Les célébrités à la recherche de protection : l’émergence des marques déposées
Récemment, des célébrités telles que Taylor Swift, Matthew McConaughey et Jeremy Clarkson ont commencé à utiliser la législation sur les marques déposées pour protéger des éléments de leur identité liés à leur marque. Cette approche juridique, encore peu éprouvée, vise à combler un vide que la législation sur le droit d’auteur n’a pas été conçue pour remplir. Par exemple, Swift a enregistré des marques sensibles liées à son célèbre « Hey, c’est Taylor », ainsi qu’une image spécifique de son Eras Tour.
- Médias et marques : McConaughey a également fait parler de lui avec l’enregistrement de huit marques, incluant son visage et sa voix, comme son célèbre « All right, all right, all right ».
- Réaction face à la désinformation : Clarkson a breveté l’image de son visage en réponse à des faux posts sur les réseaux sociaux en 2024 le montrant en train de soutenir des cryptomonnaies.
La montée des deepfakes et ses conséquences
La technologie de l’IA générative pose une menace grandissante pour l’identité de chacun, donnant la possibilité à quiconque de devenir victime d’un deepfake ou d’un clone vocal. Pour les célébrités, cela représente des enjeux particulièrement élevés, car la reproduction de leur image, de leur voix ou de leur ressemblance est désormais plus facile que jamais, entraînant des atteintes potentielles à leur réputation ou des soutiens commerciaux fallacieux.
- Les droits à l’image aux États-Unis varient d’un État à l’autre et ne sont pas uniformes.
- En Australie, il n’y a pas de lois équivalentes, rendant les célébrités plus vulnérables.

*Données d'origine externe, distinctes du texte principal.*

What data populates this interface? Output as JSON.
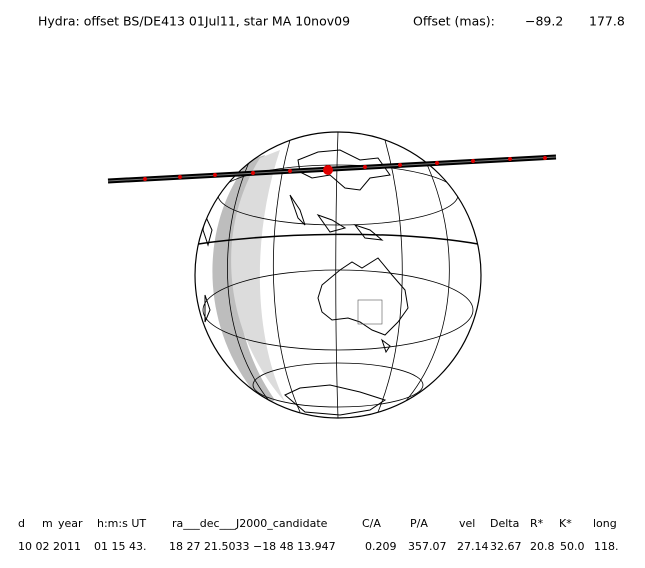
{
  "header": {
    "title": "Hydra: offset BS/DE413 01Jul11, star MA 10nov09",
    "offset_label": "Offset (mas):",
    "offset_x": "−89.2",
    "offset_y": "177.8"
  },
  "table": {
    "columns": [
      "d",
      "m",
      "year",
      "h:m:s UT",
      "ra___dec___J2000_candidate",
      "C/A",
      "P/A",
      "vel",
      "Delta",
      "R*",
      "K*",
      "long"
    ],
    "row": [
      "10 02 2011",
      "01 15 43.",
      "18 27 21.5033 −18 48 13.947",
      "0.209",
      "357.07",
      "27.14",
      "32.67",
      "20.8",
      "50.0",
      "118."
    ]
  }
}
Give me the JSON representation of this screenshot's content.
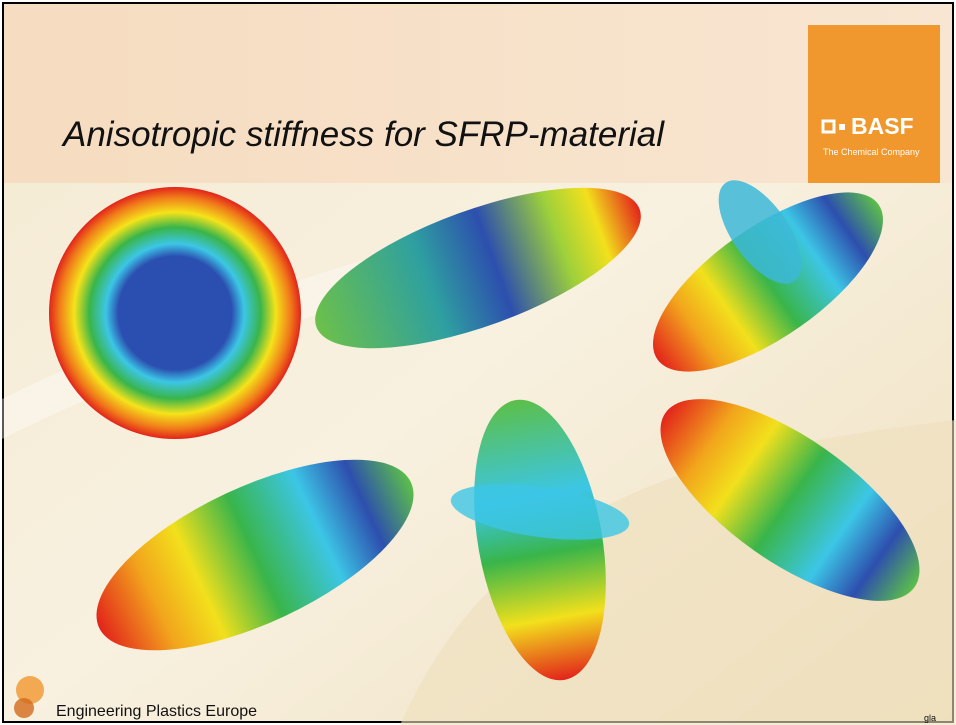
{
  "header": {
    "title": "Anisotropic stiffness for SFRP-material",
    "logo": {
      "name": "BASF",
      "tagline": "The Chemical Company"
    }
  },
  "footer": {
    "organization": "Engineering Plastics Europe",
    "author": "gla"
  }
}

Comprendre les marques déposées et leur différence avec le droit d’auteur
Une marque déposée se définit comme un logo, un mot ou une phrase qui distingue l’identité d’une marque. Par exemple, le célèbre arc doré représentant McDonald’s est un symbole sans équivoque de sa marque. Les marques peuvent également être non traditionnelles, telles que des marques sensorielles incluant des sons ou des textures. En revanche, le droit d’auteur vise à protéger les œuvres créatives telles que des livres ou des chansons, et ce, de manière automatique sous certaines conditions.
Les limites du droit d’auteur face aux avancées technologiques
La législation sur le droit d’auteur n’est pas toujours adaptée aux défis posés par les matériaux générés par l’IA. Les œuvres AI, même si elles sont basées sur des enregistrements existants, sont souvent une synthèse de plusieurs sources. Cela rend difficile l’établissement d’une infraction, car il faut prouver que l’œuvre suspecte est « substantiellement similaire » à l’originale, ce qui peut être complexe à démontrer.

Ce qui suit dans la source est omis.